Top energy official extols Colo. lab
The Associated Press
Aspen, CO Colorado
DENVER ” The National Renewable Energy Laboratory is setting the national agenda for clean technology research and development, a top federal energy official said Wednesday.
Paul Dickerson, chief operating officer for the Office of Energy Efficiency and Renewable Energy, said energy ” how it’s obtained, consumed and paid for ” is one of the most crucial issues facing the country. He said his office invests most heavily in and works closely with NREL in the Denver suburb of Golden because it is a leader.
“I like to describe NREL as our NASA for renewables,” Dickerson told the crowd on the second day of the lab’s 20th Industry Growth Forum.

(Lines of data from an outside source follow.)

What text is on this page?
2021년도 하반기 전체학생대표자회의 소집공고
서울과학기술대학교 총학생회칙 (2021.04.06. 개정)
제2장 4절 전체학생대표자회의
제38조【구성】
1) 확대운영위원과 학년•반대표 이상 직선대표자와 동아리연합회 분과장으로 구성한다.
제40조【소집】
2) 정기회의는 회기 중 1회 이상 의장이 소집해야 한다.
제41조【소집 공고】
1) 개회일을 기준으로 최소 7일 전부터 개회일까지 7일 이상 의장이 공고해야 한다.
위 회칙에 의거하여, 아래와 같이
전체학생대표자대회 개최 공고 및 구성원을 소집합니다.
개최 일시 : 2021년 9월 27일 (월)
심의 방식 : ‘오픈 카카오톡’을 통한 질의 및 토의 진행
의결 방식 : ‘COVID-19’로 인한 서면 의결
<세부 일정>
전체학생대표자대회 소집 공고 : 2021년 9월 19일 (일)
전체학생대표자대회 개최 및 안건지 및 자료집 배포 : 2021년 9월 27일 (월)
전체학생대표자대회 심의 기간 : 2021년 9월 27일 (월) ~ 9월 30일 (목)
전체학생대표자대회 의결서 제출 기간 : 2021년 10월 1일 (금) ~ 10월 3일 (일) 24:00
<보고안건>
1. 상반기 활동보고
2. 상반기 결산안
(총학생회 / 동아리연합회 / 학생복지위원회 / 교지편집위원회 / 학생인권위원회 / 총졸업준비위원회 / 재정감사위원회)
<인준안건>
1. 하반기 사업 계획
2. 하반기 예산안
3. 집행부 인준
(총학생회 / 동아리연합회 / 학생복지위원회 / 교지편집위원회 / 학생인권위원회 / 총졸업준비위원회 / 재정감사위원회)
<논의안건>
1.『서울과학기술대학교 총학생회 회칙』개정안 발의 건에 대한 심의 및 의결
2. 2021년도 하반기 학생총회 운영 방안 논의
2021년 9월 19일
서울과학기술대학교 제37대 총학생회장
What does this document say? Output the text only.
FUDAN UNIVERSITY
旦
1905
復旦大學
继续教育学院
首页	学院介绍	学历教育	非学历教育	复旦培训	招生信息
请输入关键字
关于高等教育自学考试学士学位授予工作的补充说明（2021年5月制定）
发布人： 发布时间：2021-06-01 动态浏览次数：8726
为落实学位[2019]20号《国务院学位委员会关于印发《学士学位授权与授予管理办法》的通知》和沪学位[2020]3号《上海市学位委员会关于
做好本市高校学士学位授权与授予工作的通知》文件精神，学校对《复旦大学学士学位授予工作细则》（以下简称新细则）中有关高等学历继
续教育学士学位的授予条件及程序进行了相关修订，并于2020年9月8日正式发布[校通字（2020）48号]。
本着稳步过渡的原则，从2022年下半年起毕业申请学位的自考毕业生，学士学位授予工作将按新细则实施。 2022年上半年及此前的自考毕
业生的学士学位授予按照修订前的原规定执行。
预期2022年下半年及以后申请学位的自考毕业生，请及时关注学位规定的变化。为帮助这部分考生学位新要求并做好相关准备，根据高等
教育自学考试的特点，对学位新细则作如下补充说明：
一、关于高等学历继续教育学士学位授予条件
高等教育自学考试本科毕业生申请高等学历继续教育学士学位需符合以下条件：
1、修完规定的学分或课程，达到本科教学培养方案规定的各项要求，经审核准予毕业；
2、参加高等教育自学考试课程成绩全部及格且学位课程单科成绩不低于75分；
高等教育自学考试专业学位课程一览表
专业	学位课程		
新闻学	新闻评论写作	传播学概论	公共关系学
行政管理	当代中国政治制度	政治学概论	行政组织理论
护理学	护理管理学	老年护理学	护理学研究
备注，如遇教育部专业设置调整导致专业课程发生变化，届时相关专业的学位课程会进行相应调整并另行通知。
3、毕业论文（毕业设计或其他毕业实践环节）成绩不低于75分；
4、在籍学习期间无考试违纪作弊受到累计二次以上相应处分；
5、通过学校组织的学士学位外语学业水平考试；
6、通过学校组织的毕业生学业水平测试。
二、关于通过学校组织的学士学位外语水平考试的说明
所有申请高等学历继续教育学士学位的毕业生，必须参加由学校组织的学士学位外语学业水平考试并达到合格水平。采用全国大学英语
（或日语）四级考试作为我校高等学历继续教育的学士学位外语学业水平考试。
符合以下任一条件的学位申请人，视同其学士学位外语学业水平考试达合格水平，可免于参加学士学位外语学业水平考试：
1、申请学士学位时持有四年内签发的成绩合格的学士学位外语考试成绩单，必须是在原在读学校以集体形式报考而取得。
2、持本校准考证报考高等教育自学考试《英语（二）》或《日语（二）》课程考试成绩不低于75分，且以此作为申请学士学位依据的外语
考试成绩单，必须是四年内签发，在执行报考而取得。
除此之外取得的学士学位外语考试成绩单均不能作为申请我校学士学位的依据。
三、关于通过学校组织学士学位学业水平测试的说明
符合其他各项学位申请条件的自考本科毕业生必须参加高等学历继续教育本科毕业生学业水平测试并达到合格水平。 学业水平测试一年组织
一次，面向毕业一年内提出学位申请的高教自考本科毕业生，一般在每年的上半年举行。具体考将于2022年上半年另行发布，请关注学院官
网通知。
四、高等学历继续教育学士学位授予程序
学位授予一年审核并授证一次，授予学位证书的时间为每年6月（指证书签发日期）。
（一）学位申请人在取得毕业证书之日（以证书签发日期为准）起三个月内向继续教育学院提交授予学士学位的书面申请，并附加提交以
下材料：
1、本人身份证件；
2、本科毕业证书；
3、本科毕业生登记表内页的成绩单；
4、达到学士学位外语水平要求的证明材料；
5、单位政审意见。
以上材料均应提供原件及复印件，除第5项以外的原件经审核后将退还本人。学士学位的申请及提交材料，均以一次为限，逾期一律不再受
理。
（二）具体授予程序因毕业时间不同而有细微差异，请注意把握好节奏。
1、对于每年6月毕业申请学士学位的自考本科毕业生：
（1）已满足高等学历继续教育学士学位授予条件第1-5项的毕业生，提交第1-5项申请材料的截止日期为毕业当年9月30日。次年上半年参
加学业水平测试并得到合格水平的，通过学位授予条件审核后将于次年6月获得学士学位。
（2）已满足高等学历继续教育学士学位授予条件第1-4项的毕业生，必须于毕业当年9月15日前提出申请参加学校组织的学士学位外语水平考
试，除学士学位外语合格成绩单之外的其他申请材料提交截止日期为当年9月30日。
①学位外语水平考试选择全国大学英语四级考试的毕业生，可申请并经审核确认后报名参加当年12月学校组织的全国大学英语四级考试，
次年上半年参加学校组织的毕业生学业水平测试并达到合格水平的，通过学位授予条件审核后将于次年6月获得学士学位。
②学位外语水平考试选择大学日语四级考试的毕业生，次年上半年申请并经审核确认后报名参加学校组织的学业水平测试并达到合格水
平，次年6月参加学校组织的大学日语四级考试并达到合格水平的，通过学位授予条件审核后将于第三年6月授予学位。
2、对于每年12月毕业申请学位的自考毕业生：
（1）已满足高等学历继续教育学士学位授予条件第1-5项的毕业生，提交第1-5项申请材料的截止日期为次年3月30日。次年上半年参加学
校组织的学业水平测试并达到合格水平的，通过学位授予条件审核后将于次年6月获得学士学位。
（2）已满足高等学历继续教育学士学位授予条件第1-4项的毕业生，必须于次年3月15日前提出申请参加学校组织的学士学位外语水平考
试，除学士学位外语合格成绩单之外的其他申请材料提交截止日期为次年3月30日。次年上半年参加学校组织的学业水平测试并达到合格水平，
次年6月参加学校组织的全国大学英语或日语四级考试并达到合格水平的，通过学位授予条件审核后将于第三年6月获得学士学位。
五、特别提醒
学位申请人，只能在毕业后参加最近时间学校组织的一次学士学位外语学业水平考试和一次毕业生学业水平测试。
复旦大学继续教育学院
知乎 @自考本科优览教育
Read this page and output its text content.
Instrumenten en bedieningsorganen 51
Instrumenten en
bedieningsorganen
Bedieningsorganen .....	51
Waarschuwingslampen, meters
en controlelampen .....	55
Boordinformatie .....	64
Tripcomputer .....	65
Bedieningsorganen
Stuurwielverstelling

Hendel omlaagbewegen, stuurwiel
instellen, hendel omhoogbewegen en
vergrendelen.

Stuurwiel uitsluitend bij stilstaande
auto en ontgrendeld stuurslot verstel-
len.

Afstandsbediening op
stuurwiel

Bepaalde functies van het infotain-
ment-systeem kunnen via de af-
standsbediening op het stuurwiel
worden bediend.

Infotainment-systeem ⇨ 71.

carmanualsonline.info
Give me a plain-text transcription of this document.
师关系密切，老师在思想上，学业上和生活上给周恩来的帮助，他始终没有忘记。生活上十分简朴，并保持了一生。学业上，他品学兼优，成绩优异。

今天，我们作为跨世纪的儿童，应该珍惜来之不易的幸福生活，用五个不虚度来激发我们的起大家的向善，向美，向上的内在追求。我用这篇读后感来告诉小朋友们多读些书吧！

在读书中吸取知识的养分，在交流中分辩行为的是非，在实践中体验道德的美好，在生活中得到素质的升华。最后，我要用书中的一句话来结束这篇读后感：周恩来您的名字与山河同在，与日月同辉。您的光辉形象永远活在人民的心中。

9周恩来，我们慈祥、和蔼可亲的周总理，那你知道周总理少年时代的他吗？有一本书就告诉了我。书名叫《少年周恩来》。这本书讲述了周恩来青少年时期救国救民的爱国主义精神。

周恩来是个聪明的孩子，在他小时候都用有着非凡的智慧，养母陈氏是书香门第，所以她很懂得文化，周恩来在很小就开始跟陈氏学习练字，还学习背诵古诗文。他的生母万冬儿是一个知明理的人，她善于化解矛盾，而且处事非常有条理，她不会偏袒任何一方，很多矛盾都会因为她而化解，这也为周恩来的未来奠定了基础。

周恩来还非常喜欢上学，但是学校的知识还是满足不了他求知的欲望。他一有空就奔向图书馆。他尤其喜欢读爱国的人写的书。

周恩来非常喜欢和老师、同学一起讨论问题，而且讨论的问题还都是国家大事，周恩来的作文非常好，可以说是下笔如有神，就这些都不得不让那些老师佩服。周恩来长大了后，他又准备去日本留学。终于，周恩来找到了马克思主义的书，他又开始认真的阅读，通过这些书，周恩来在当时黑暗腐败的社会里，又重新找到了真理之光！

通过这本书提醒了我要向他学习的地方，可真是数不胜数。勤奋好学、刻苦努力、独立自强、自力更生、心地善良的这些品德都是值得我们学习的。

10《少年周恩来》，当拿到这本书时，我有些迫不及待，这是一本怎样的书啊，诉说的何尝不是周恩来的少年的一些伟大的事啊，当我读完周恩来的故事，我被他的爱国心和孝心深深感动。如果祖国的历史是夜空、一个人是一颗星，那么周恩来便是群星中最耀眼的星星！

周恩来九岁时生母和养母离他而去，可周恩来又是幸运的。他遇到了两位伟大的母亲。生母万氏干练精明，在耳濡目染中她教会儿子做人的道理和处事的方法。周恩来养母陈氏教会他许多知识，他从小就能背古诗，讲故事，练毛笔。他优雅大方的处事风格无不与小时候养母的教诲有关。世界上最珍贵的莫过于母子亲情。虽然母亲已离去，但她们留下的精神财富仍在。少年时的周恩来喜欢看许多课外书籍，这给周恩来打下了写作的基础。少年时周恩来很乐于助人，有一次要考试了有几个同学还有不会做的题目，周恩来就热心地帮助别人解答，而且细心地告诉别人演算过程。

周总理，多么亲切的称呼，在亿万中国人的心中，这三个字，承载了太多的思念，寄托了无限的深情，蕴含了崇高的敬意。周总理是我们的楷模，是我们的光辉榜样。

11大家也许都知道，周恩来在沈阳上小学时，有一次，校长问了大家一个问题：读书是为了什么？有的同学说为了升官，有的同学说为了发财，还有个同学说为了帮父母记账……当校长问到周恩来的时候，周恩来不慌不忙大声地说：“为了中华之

The event, scheduled through Thursday at a downtown Denver hotel, brings together investors, renewable and clean technology companies and government officials. About 450 participants signed up for the forum, held for the first time in Denver.
Companies that attended the past five forums have raised a total of $1.2 billion in venture capital, according to L. Marty Murphy, the forum’s chairman and NREL’s manager of enterprise development.
Dickerson said investment is growing in research and development in sustainable energy technology, reaching $71 billion last year, and the federal government is busy working to transfer the results of research to the market.
The Bush administration, Dickerson said, is also crafting long-term, predictable policies intended for clean technologies rather than incentives that typically have expired every two years. He added that President Bush’s initiatives to increase generation of solar power and cut gas use by 20 percent in 10 years are helping boost renewable and clean energy industry.
NREL spokesman George Douglas said the lab has added 100 employees in the past year and expects to add more in part because of the research for those initiatives.
But Cody Wertz, a spokesman for Sen. Ken Salazar, D-Colo., said Congress and the states have bolstered renewable energy ” not the Bush administration.
“The administration has been no friend of NREL,” Wertz said.
Last year, 32 workers were laid off at NREL because of a $28 million shortfall, then reinstated just days before Bush visited the lab to promote his energy proposals. Bush blamed the layoffs on a budgeting mix-up, acknowledging that Washington was sending “mixed signals.”
Wertz also noted that Bush has indicated he might veto energy bills passed by the House and Senate that increase taxes on oil companies and provide tax breaks and incentives for renewable energy and conservation.
“Their rhetoric does not match their deeds,” Wertz said.
Rep. Mark Udall, D-Colo., who with other members of Colorado’s congressional delegation fought to restore the federal lab’s funding, credited Gov. Bill Ritter for helping make Colorado a leader in renewable energy.
Ritter, a Democrat who took office in January, appointed a climate change adviser and released a plan Monday to fight global warming. He supported a new law requiring large utilities to get 20 percent of their energy from renewable sources by 2020, up from the 10 percent by 2015 mandated by Colorado voters in 2004.
“We can be proud that Colorado’s governor is demonstrating leadership on these issues,” Udall said, “and I am confident that we will be able to work together to ensure that Colorado’s contribution to climate science, research and clean energy strategies inspires the rest of the country.”
Dickerson of the Energy Department said that state laws and regulations requiring utilities to get more of their power from renewable sources have helped spur investment in the clean technology industry. He called Colorado a model.